A big piece of my stand-up comedy set about my research last month was about how good I am at killing tardigrades, or water bears as they are commonly known, despite their reputation for being indestructible. (They’ve survived five mass extinctions on the planet, but they can’t survive me!)
I have been trying to grow Antarctic tardigrades and their more awesome but less cute metazoan cousins, bdelloid rotifers, in petri dishes in the lab. These microscopic animals are abundant in the glacial ecosystems I use as natural test tubes to understand how ecosystems organize. They are large enough to spot with a dissecting microscope – much lower power than would be required to see individual bacteria – so I hoped they would be useful for more controlled experiments.
However, I was not initially great at keeping the little critters alive, and moreover, having them reproduce to be a population.

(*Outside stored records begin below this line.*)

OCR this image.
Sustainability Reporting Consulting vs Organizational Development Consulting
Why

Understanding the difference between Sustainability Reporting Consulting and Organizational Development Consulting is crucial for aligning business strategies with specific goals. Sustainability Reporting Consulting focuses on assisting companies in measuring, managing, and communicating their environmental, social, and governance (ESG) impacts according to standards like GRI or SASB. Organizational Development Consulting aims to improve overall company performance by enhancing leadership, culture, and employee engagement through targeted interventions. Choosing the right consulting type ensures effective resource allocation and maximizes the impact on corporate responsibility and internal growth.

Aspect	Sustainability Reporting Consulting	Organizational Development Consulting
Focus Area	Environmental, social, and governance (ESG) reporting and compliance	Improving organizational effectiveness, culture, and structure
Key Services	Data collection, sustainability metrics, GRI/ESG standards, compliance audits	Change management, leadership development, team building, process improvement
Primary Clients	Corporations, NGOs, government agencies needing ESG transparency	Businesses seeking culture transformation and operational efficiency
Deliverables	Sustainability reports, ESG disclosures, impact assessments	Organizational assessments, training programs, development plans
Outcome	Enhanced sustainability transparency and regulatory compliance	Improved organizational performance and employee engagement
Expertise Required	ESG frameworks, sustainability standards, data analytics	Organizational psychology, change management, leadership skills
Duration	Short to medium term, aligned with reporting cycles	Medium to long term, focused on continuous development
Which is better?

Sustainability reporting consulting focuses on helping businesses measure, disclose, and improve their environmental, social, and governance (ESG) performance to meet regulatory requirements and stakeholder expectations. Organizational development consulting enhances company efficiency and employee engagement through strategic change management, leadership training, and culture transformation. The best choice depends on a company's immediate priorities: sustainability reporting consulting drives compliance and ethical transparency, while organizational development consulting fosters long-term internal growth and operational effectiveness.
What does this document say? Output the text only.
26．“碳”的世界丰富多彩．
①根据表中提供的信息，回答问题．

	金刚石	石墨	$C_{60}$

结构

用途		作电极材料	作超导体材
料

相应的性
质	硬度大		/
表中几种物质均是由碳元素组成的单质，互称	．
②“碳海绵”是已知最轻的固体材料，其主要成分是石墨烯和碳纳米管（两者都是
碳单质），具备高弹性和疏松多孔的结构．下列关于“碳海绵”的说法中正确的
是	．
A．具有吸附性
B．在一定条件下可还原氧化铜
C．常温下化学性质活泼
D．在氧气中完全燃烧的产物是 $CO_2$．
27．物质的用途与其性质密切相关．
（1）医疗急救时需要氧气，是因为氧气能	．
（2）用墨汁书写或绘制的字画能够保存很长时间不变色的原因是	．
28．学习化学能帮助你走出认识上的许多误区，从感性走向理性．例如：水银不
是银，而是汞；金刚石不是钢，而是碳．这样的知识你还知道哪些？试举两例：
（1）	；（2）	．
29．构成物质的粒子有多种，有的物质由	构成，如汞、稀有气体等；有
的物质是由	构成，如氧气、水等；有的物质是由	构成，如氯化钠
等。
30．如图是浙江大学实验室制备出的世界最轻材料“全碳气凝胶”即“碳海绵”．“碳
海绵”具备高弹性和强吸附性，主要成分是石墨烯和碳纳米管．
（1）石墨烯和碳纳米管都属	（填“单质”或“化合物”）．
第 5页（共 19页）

Since I am not an expert at tardigrade identification, I thought the best way to isolate different populations of water bears would be to create cultures from individual lineages: meaning I put a single tardigrade on a petri dish and waited for it to lay eggs.
I was fairly certain that any animal whose life plan involved getting dried up and blown into some ice, then waking up when that ice melted into an isolated puddle of water would not have to rely on finding a mate. The chances just seemed too low. The most common tardigrades in Antarctica reproduce by parthenogenesis, laying unfertilized eggs. But after a while without babies, I was starting to wonder if they needed to mate or something.
And then last week, two students working on this project found that a petri dish previously containing a single tardigrade now held three additional tiny tardigrades! Our camera situation is not so great with the petri dishes, so I held my cell phone up to the eye piece to try to snap a picture:
That whitish cigar shaped thing with dark colors in its middle is a tardigrade. The green blobs around it are algae. The dark stuff inside the tardigrade I believe to be algae it ate!
Here is a better image of Antarctic tardigrades I took also using my cell phone, but a microscope in Antarctica:
So I guess the tardigrade really is a “girl” – at least it laid eggs?